Facing with the models, in summary, the traditional
simplification methods have three drawbacks. Firstly, methods
above can not accurately locate the portions needed to be
simplified. Secondly, the most traditional simplification
methods in computer graphics are restricted to simplify a single
3D object with continuous surface mesh but not a set of meshes,
but a complex building model is just a set of mesh because each
component is a mesh.
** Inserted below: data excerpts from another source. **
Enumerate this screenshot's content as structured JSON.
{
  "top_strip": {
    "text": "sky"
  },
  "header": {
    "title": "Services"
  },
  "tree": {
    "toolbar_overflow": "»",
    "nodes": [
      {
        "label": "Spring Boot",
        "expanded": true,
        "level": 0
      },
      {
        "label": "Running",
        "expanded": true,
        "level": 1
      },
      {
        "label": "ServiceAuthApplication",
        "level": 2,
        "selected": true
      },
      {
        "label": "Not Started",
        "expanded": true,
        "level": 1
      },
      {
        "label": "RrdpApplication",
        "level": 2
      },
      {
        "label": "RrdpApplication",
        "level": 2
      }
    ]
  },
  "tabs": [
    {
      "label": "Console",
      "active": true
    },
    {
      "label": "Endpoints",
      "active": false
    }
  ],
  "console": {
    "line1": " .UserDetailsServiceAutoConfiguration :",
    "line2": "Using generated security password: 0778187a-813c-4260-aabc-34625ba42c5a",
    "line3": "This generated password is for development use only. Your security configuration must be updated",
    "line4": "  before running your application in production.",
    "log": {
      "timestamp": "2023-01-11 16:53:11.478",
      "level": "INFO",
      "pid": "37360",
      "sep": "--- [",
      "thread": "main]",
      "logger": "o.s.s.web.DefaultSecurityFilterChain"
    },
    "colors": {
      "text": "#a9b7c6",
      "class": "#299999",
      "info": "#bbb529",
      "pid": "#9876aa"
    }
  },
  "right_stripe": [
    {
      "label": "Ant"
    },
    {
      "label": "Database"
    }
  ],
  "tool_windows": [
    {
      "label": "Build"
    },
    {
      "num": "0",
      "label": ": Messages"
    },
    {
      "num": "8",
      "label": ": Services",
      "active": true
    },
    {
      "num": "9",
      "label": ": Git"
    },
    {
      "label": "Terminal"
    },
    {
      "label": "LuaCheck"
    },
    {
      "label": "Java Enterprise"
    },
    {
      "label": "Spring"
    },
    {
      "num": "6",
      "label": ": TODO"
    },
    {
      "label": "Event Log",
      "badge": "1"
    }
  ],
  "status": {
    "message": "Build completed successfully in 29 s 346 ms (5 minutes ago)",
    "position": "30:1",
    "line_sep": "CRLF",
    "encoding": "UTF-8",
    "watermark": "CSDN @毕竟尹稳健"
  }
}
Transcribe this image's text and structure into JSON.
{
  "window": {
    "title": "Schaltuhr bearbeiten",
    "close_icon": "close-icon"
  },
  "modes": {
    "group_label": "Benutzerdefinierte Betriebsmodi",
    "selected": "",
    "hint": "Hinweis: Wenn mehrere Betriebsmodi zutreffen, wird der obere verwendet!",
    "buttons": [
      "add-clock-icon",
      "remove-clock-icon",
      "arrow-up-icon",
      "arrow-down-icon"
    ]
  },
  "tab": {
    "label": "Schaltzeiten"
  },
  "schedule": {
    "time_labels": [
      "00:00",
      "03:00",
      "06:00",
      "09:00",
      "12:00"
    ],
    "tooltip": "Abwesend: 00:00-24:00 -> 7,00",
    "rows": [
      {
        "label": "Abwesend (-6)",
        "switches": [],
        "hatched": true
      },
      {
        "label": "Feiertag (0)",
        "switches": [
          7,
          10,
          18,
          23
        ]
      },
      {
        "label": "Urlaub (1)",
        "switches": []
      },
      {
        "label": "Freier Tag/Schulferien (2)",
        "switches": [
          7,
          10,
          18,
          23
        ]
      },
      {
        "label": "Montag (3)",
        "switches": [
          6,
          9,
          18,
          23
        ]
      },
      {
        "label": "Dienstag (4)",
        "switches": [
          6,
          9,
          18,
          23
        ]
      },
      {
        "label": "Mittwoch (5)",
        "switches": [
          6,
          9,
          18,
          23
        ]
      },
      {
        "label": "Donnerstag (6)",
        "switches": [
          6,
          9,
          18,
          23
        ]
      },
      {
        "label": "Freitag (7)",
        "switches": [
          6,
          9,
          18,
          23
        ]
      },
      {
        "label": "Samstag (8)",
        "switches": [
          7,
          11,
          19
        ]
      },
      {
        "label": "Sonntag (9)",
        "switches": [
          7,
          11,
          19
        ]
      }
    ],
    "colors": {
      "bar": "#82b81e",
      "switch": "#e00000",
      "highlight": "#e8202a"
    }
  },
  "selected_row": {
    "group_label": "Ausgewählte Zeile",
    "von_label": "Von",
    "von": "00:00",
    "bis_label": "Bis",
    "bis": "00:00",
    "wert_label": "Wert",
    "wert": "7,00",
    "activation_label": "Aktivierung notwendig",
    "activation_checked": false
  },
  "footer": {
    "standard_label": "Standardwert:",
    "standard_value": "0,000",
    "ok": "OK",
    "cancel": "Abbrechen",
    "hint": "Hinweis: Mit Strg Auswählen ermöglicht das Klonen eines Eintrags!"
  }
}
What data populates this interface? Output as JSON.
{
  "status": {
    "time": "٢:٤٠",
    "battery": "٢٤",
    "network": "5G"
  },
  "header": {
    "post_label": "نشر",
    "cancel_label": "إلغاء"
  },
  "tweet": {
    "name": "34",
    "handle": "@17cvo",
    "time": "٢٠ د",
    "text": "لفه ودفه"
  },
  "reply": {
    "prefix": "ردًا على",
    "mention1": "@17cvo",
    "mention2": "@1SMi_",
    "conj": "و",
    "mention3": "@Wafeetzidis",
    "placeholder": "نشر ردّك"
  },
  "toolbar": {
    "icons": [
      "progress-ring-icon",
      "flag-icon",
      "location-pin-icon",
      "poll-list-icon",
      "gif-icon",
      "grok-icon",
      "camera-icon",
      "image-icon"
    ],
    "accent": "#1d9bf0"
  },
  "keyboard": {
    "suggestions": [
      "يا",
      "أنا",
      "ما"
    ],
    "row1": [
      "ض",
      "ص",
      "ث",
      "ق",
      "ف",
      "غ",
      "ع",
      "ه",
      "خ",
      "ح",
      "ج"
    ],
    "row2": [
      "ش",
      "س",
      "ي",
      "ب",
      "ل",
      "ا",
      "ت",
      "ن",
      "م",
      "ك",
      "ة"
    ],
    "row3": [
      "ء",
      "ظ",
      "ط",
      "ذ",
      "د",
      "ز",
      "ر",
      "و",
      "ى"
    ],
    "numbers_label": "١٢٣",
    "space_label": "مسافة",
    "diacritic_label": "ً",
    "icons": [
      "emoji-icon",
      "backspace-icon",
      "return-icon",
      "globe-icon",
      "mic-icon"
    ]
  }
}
Thirdly, due to the simplification
methods do not take human perception information to drive the
simplification operations, so that the simplified results can not
accord with the rule of human perception, and the LOD models
derived from the simplification methods are difficult to ensure
the continuity on visual effect.
2. PERCEPTION-DRIVEN SIMPLIFICATION
FRAMEWORK
2.1 Perceptual Details of 3D Building Models
Two choices are given to us for exploration of perceptual
details of 3D building models: one is to do the detail analysis
based on a geometry definition of an object, such as analyzing
the geometrical characteristics represented by the building
model’s geometrical primitives (vertex, edge, triangle, or body,
etc.); the other is to enter on the object’s 2D rendering image.
Both these methods own their excellences and shortcomings.
Geometrical Characteristics: Now, these 3D models are
expressed in the form of geometrical primitives, after which it is
possible to compute various geometrical details of the 3D
model, such as curvature, length.
But, any geometrical details can not avoid the problem. A 3D
model is not only totally expressed by geometrical primitives,
but also by textures reflected to the material attributes on the
model’s surface. For those geometrical models with textures,
the textures contain a great lot of visual information having a
deep influence on the perception, while the pure geometrical
details’ calculation entirely neglects these visual details.
Rendered Image: It is possible to gain a model’s rendered
image by setting a camera and its parameters and pre-choose a
rendering mode. Because the human beings are acquiring an all-
sided perception directly by looking into the rendering images
using their naked eyes, it is possible to extract the 3D model’s
perceptual details by detecting the situation from human eyes to
models reflected by the model’s rendered images. The rendered
images have more accurately and integrally reflected the
information on the model’s surface, such as its figures, natures,
textures, illuminations, all of which are factors having a deep
impact on human perception. And the integrity of information
laid a foundation for the model perception.